Great question. By definition they are successful because, in meeting the requirements of a High Net Worth investor, they are already in the top 5% of the population. Many are business owners who have built and sold an enterprise and are looking at how to invest the proceeds. Some are professionals like doctors and dentists, others are property investors looking to diversify out of bricks and mortar. What they share is a willingness to look at alternative investments that are not available from High Street advisers, such as private equity and private debt. Like me, they are slightly ‘renegade’ and suspicious of Big Government and its increasing attempts to restrict our freedom. 

They tend to be the most financially astute members of their families and take their leadership role in wealth creation, wealth protection and wealth transfer seriously. Most of all, they enjoy being able to mix with like-minded people because we are very much in the minority!

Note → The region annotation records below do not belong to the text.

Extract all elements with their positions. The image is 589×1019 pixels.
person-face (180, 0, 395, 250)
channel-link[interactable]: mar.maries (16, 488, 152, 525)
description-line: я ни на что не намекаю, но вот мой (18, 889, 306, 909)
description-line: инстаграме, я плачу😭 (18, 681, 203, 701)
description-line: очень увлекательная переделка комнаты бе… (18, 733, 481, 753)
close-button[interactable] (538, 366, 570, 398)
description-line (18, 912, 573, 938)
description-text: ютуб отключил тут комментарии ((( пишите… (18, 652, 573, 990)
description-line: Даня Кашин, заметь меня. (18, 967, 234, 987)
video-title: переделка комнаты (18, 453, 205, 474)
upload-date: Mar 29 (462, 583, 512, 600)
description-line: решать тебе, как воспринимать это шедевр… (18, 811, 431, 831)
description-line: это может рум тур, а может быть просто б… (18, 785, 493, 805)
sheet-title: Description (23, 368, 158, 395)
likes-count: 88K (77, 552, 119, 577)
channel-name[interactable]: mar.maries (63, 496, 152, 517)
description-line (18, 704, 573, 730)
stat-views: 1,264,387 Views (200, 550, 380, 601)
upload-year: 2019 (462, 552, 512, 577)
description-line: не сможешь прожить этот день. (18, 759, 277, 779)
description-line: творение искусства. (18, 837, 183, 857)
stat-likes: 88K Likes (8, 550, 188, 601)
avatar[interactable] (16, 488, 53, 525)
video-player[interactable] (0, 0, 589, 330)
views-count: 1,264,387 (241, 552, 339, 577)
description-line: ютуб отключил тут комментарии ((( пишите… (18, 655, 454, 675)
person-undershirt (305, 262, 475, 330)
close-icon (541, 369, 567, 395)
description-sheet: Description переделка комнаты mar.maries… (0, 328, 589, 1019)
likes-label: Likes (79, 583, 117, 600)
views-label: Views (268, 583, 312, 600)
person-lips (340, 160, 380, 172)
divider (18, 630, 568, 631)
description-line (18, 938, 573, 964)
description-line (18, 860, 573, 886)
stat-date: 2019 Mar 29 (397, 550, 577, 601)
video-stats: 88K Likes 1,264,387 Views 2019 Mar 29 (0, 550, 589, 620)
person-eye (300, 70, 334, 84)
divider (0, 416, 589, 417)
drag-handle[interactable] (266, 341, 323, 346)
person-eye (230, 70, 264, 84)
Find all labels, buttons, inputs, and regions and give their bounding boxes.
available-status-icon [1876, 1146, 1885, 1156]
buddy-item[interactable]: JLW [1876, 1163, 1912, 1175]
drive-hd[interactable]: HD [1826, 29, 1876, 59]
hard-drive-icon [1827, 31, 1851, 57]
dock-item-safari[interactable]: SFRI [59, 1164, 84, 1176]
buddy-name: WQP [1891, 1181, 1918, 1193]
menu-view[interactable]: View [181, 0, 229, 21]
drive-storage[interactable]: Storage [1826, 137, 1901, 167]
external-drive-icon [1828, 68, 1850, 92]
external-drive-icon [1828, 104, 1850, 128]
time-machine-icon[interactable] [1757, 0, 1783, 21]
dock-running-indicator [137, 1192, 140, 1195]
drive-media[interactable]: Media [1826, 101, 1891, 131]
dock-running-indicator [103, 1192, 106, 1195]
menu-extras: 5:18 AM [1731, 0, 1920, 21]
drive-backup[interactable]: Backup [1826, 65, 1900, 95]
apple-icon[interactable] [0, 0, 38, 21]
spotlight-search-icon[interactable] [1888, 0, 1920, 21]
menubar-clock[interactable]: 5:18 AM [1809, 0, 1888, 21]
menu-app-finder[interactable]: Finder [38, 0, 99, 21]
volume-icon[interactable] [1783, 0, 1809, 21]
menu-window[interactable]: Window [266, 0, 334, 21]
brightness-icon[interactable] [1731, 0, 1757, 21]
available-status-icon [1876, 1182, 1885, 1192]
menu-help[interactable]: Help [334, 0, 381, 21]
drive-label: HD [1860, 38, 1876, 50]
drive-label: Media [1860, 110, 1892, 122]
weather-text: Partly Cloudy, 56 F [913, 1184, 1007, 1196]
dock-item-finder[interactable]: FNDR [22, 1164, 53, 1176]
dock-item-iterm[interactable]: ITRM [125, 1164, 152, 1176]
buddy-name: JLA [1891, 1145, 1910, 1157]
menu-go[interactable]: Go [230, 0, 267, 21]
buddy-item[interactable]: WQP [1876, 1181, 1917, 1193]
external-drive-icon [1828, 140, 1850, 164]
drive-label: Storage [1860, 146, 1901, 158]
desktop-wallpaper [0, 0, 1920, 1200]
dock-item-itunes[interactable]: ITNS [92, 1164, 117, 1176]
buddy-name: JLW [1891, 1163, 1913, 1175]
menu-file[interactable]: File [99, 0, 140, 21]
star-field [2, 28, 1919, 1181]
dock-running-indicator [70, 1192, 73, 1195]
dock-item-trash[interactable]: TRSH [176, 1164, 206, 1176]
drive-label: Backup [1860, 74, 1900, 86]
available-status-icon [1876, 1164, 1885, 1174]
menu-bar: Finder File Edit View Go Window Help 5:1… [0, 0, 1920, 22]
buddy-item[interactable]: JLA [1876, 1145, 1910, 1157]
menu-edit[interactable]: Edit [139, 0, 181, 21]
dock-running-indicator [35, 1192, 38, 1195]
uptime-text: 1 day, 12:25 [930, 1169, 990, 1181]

For those interested in becoming a member of Beaufort Society, what are the criteria or steps they should consider, and how can someone go about joining this exclusive network?

We deliberately try to remove as much friction as we can from the process. We don’t charge membership fees and we don’t make any charges when people invest. Our fees are paid by the companies for whom we raise capital and, where possible, we take part of our fees as equity so we can go on the journey with our members.

If someone meets the High Net Worth criteria I mentioned earlier, they can fil in the application form and self-certify their status at Beaufortprivateequity.com 

In the context of your work, both as an author and a speaker, what key messages or insights do you hope to convey to your audience, and how can individuals benefit from your expertise in the realm of investments and wealth management?

Our core philosophy is that we each need to take ownership of our financial future because, as I discovered to my cost, no one else has your financial wellbeing at the top of their agenda! The financial world loves to use complicated jargon to justify their fees, but there’s no secret to building a successful portfolio. Live within your means, save some money then start investing. If you study the legendary investors like Warren Buffet or Sr John Templeton, their key messages were ‘buy cheap and diversify’. So, if you combine buying stocks when they are cheap and spreading the risk across multiple sectors, you should see significant growth in a five to ten year time horizon.   

The most important point of all is to get started and make it a habit. As someone smarter than me once said, the best time to do this was twenty years ago. The second-best time to get started is today.